松之丞:そうですね。これからも変わらず淡々とネタを覚えて披露して、芸を磨いていきたいと思いますが、真打ともなれば僕の影響力も増すはずです。とすれば、講談の面白さを広める活動に関しても、より一層、尽力しなければと。正直、僕が入門した当時の講談人気は、惨憺たるものでした。しかし今では、老若男女が会場に足を運んでくださる。うちの師匠も人間国宝の認定が決まり、講談界には明るいニュースがいっぱいあります。

入門から12年が経とうとしていますが、今の明るい講談界は、僕がずっと思い描き、予言していた景色です。

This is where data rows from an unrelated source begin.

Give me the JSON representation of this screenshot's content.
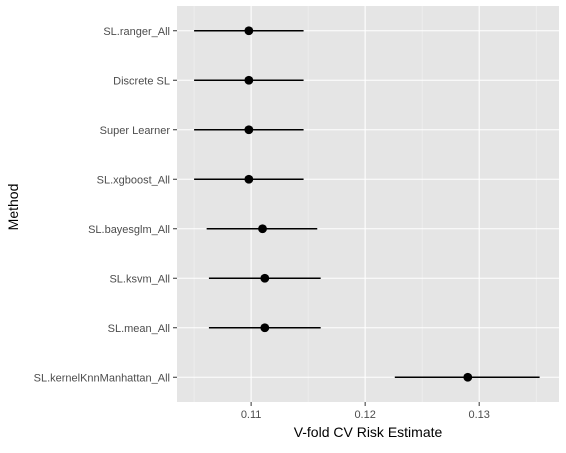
{
  "chart_data": {
    "type": "scatter",
    "subtype": "dot-whisker",
    "xlabel": "V-fold CV Risk Estimate",
    "ylabel": "Method",
    "xlim": [
      0.1035,
      0.137
    ],
    "x_ticks": [
      0.11,
      0.12,
      0.13
    ],
    "x_tick_labels": [
      "0.11",
      "0.12",
      "0.13"
    ],
    "grid": true,
    "panel_background": "#e5e5e5",
    "grid_color": "#ffffff",
    "point_color": "#000000",
    "categories": [
      "SL.ranger_All",
      "Discrete SL",
      "Super Learner",
      "SL.xgboost_All",
      "SL.bayesglm_All",
      "SL.ksvm_All",
      "SL.mean_All",
      "SL.kernelKnnManhattan_All"
    ],
    "points": [
      {
        "label": "SL.ranger_All",
        "estimate": 0.1098,
        "lower": 0.105,
        "upper": 0.1146
      },
      {
        "label": "Discrete SL",
        "estimate": 0.1098,
        "lower": 0.105,
        "upper": 0.1146
      },
      {
        "label": "Super Learner",
        "estimate": 0.1098,
        "lower": 0.105,
        "upper": 0.1146
      },
      {
        "label": "SL.xgboost_All",
        "estimate": 0.1098,
        "lower": 0.105,
        "upper": 0.1146
      },
      {
        "label": "SL.bayesglm_All",
        "estimate": 0.111,
        "lower": 0.1061,
        "upper": 0.1158
      },
      {
        "label": "SL.ksvm_All",
        "estimate": 0.1112,
        "lower": 0.1063,
        "upper": 0.1161
      },
      {
        "label": "SL.mean_All",
        "estimate": 0.1112,
        "lower": 0.1063,
        "upper": 0.1161
      },
      {
        "label": "SL.kernelKnnManhattan_All",
        "estimate": 0.129,
        "lower": 0.1226,
        "upper": 0.1353
      }
    ]
  }
}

そこで思うのが、「10年で意外と変わるぞ」ということ。お客様が増えたこともそうですが、V6の岡田准一さんがCMで講談師を演じているのを見た時には、「講談もここまで来たか」と驚きましたよ。しかもあのCMは、うちの師匠が監修しているそうです。

――「10年で意外と変わる」。松之丞さんの歩みを象徴するようなお言葉ですね。

松之丞:講談界がここまで明るくなったのには、それこそ、言葉の力があると思っています。「講談を聴きに来てください」「講談界を盛り上げましょうよ」と、言葉にするのは野暮ったい。しかし言葉にしたから多くの人に伝わり、「そんなに言うなら一緒に盛り上げていこうか」と、講談復活の気運を作れたはずです。僕はかねてから「師匠に縁ある歌舞伎座で講談をしたい」と言い続けてきましたが、言葉にしていれば、いつか叶う可能性を秘めている。講談界の発展はもちろん、歌舞伎座で講談という野望も、僕は言葉にし続けますよ。